I would blame this person if he or she did something wrong.
I would forgive this person if he or she apologized for a wrongdoing.
The results showed that a politician’s score in terms of perceived leadership significantly predicted how people judged them later. That is, a high score in terms of leadership was associated with more blame, more disappointment and less forgiveness (even after an apology). A lower score, on the other hand, correlated to less blame and disappointment and a greater capacity to forgive.
As one might expect, participants who indicated a positive attitude toward the politician were less likely to blame him or her for a wrongful act and more likely to forgive – in other words, they were more likely to give them a break. But despite this, the general link between perceptions of leadership and subsequent moral judgments was very strong.
For example, Obama and Clinton received two of the highest scores in terms of leadership, while Trump was lowest among the five. Yet participants – even those who had a positive attitude toward a politician – if they were viewed as leaders – indicated they would be much less likely to forgive them if they did something wrong.
Interestingly, attractiveness, expertise and trust were not predictors of blaming and forgiveness – that is, they weren’t statistically significant.

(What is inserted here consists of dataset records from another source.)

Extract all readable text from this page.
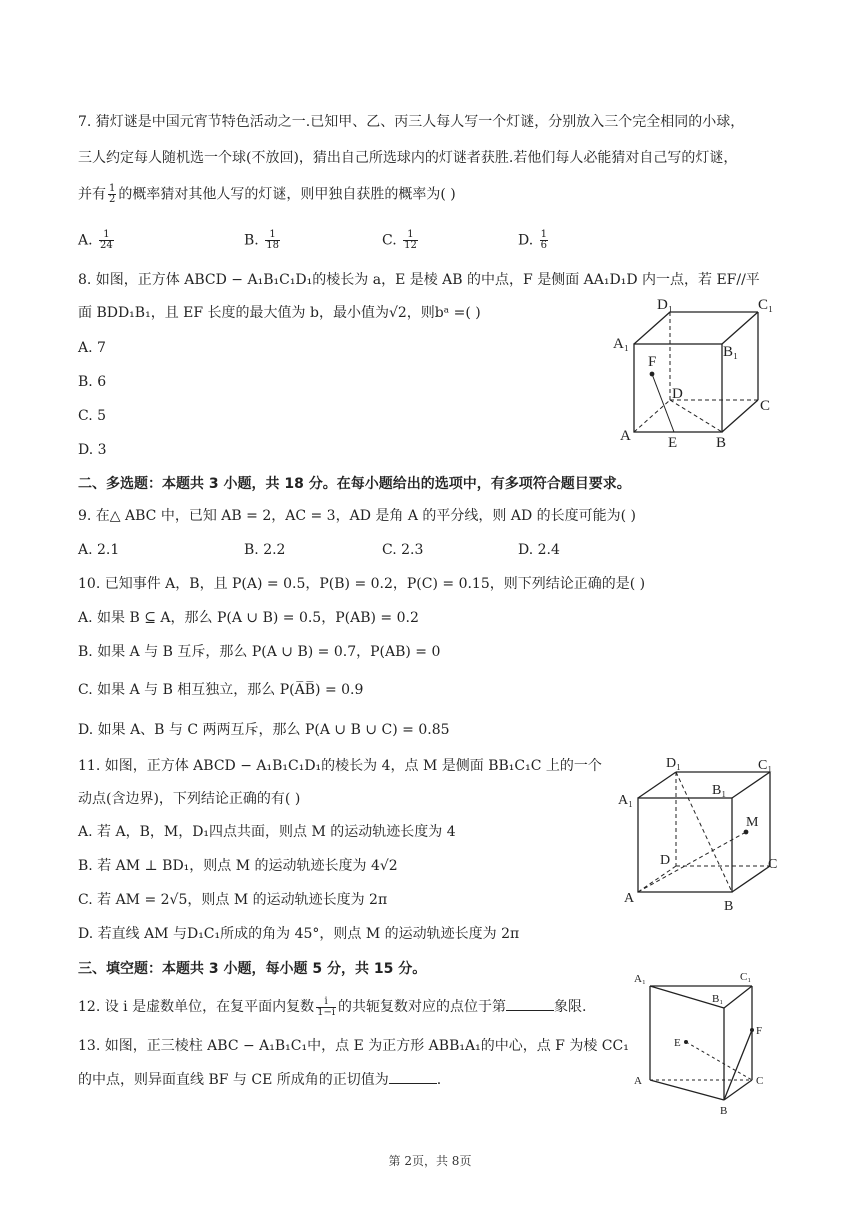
7. 猜灯谜是中国元宵节特色活动之一.已知甲、乙、丙三人每人写一个灯谜，分别放入三个完全相同的小球，
三人约定每人随机选一个球(不放回)，猜出自己所选球内的灯谜者获胜.若他们每人必能猜对自己写的灯谜，
并有 $\frac{1}{2}$ 的概率猜对其他人写的灯谜，则甲独自获胜的概率为( )
A. $\frac{1}{24}$	B. $\frac{1}{18}$	C. $\frac{1}{12}$	D. $\frac{1}{6}$
8. 如图，正方体 ABCD − A₁B₁C₁D₁的棱长为 a，E 是棱 AB 的中点，F 是侧面 AA₁D₁D 内一点，若 EF//平
面 BDD₁B₁，且 EF 长度的最大值为 b，最小值为√2，则bᵃ =( )
A. 7
B. 6
C. 5
D. 3
D₁	C₁
A₁	B₁
F
D
C
A E	B
二、多选题：本题共 3 小题，共 18 分。在每小题给出的选项中，有多项符合题目要求。
9. 在△ ABC 中，已知 AB = 2，AC = 3，AD 是角 A 的平分线，则 AD 的长度可能为( )
A. 2.1	B. 2.2	C. 2.3	D. 2.4
10. 已知事件 A，B，且 P(A) = 0.5，P(B) = 0.2，P(C) = 0.15，则下列结论正确的是( )
A. 如果 B ⊆ A，那么 P(A ∪ B) = 0.5，P(AB) = 0.2
B. 如果 A 与 B 互斥，那么 P(A ∪ B) = 0.7，P(AB) = 0
C. 如果 A 与 B 相互独立，那么 P(A̅B̅) = 0.9
D. 如果 A、B 与 C 两两互斥，那么 P(A ∪ B ∪ C) = 0.85
11. 如图，正方体 ABCD − A₁B₁C₁D₁的棱长为 4，点 M 是侧面 BB₁C₁C 上的一个
动点(含边界)，下列结论正确的有( )
A. 若 A，B，M，D₁四点共面，则点 M 的运动轨迹长度为 4
B. 若 AM ⊥ BD₁，则点 M 的运动轨迹长度为 4√2
C. 若 AM = 2√5，则点 M 的运动轨迹长度为 2π
D. 若直线 AM 与D₁C₁所成的角为 45°，则点 M 的运动轨迹长度为 2π
D₁	C₁
A₁
B₁
M
D	C
A
B
三、填空题：本题共 3 小题，每小题 5 分，共 15 分。
12. 设 i 是虚数单位，在复平面内复数 $\frac{i}{1-i}$ 的共轭复数对应的点位于第	象限.
13. 如图，正三棱柱 ABC − A₁B₁C₁中，点 E 为正方形 ABB₁A₁的中心，点 F 为棱 CC₁
的中点，则异面直线 BF 与 CE 所成角的正切值为	.
A₁	C₁
B₁
F
E
A	C
B
第 2页，共 8页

The key finding, however, is not each politician’s various scores but that our views of them as a leader greatly influence our tolerance of subsequent bad behavior. In short, the more the person is perceived as being a leader, the more they will be blamed and the less they will be forgiven if suspected of wrongdoing.
Setting a standard
What does this all mean?
Being perceived as a leader comes with a cost: People will hold you to a higher standard, as we intuitively feel should be the case. But on the flip side, our research suggests those whom we don’t see as leaders aren’t judged by the same standard.
The takeaway isn’t that we should lower the standard for our leaders, but perhaps we should raise it for those who want to be among them.